A proposta de Orçamento do Estado para 2025 apresentada ontem já fez correr muita tinta, mas, dias antes, o Tribunal de Contas veio dizer que é impossível certificar as contas do Estado de 2023 por "omissões e erros materialmente relevantes". E ninguém ligou nenhuma.

Ou seja, o Tribunal de Contas, que fiscaliza a legalidade das contas públicas, vem dizer que não consegue certificar a Conta Geral do Estado (CGE), que é só o documento onde devem constar de forma clara e detalhada todas as verbas recebidas e gastas — no caso, no ano 2023.

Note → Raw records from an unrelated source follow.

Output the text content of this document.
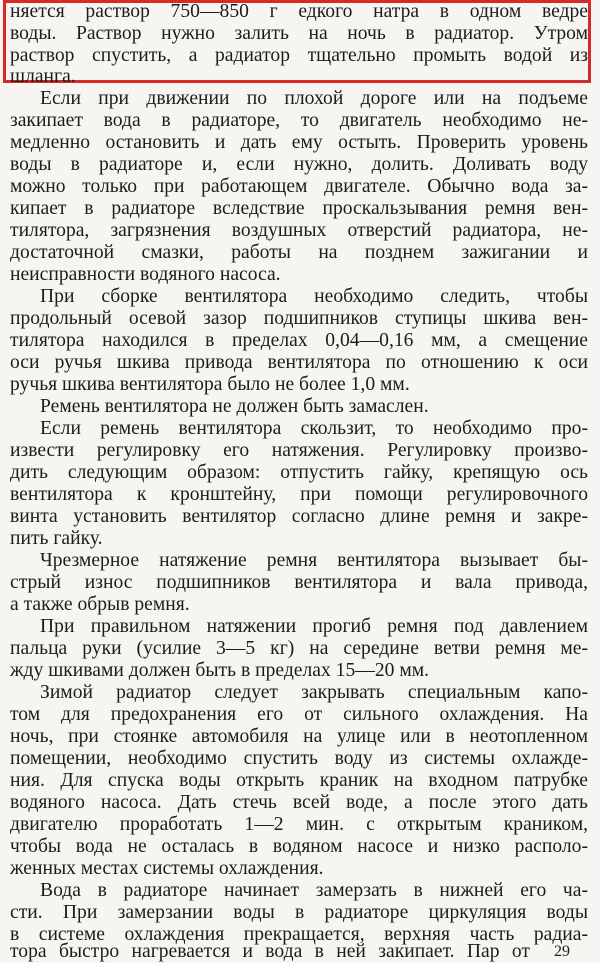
няется раствор 750—850 г едкого натра в одном ведре
воды. Раствор нужно залить на ночь в радиатор. Утром
раствор спустить, а радиатор тщательно промыть водой из
шланга.
Если при движении по плохой дороге или на подъеме
закипает вода в радиаторе, то двигатель необходимо не-
медленно остановить и дать ему остыть. Проверить уровень
воды в радиаторе и, если нужно, долить. Доливать воду
можно только при работающем двигателе. Обычно вода за-
кипает в радиаторе вследствие проскальзывания ремня вен-
тилятора, загрязнения воздушных отверстий радиатора, не-
достаточной смазки, работы на позднем зажигании и
неисправности водяного насоса.
При сборке вентилятора необходимо следить, чтобы
продольный осевой зазор подшипников ступицы шкива вен-
тилятора находился в пределах 0,04—0,16 мм, а смещение
оси ручья шкива привода вентилятора по отношению к оси
ручья шкива вентилятора было не более 1,0 мм.
Ремень вентилятора не должен быть замаслен.
Если ремень вентилятора скользит, то необходимо про-
извести регулировку его натяжения. Регулировку произво-
дить следующим образом: отпустить гайку, крепящую ось
вентилятора к кронштейну, при помощи регулировочного
винта установить вентилятор согласно длине ремня и закре-
пить гайку.
Чрезмерное натяжение ремня вентилятора вызывает бы-
стрый износ подшипников вентилятора и вала привода,
а также обрыв ремня.
При правильном натяжении прогиб ремня под давлением
пальца руки (усилие 3—5 кг) на середине ветви ремня ме-
жду шкивами должен быть в пределах 15—20 мм.
Зимой радиатор следует закрывать специальным капо-
том для предохранения его от сильного охлаждения. На
ночь, при стоянке автомобиля на улице или в неотопленном
помещении, необходимо спустить воду из системы охлажде-
ния. Для спуска воды открыть краник на входном патрубке
водяного насоса. Дать стечь всей воде, а после этого дать
двигателю проработать 1—2 мин. с открытым краником,
чтобы вода не осталась в водяном насосе и низко располо-
женных местах системы охлаждения.
Вода в радиаторе начинает замерзать в нижней его ча-
сти. При замерзании воды в радиаторе циркуляция воды
в системе охлаждения прекращается, верхняя часть радиа-
тора быстро нагревается и вода в ней закипает. Пар от 29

Desta vez, o Tribunal de Contas faz 67 recomendações ao governo e à Assembleia da República para ultrapassar as fragilidades detectadas, mas o mais extraordinário é que em relação a 2022 já existiam 57 recomendações e o tribunal não tem qualquer informação sobre a sua implementação.

O que acontece é que as contas públicas não estão conforme a Lei de Enquadramento Orçamental, que é aquela que estabelece os princípios e procedimentos a seguir na elaboração e execução anual da Lei do Orçamento do Estado, porque não declaram todos os activos e passivos da Administração Central e da Segurança Social.

Ora, o parecer do tribunal tem também como objectivo informar os cidadãos sobre a aplicação dos recursos públicos, promover a transparência, a integridade e a responsabilidade das contas públicas. Que, convenhamos, não existe. E não existe, não porque sejam todos uns aldrabões, mas porque há muita incompetência instalada.

Em relação à Administração Central, por exemplo, a receita e despesa estão subvalorizadas — não inclui seis entidades, deduz indevidamente receita fiscal, regista incorrectamente dividendos, contabiliza despesas do PRR, omite dívidas e dá informação incompleta e não tem um inventário do património imobiliário, entre outras falhas. No caso da Segurança Social, o saldo está sobrestimado e as despesas sub-avaliadas.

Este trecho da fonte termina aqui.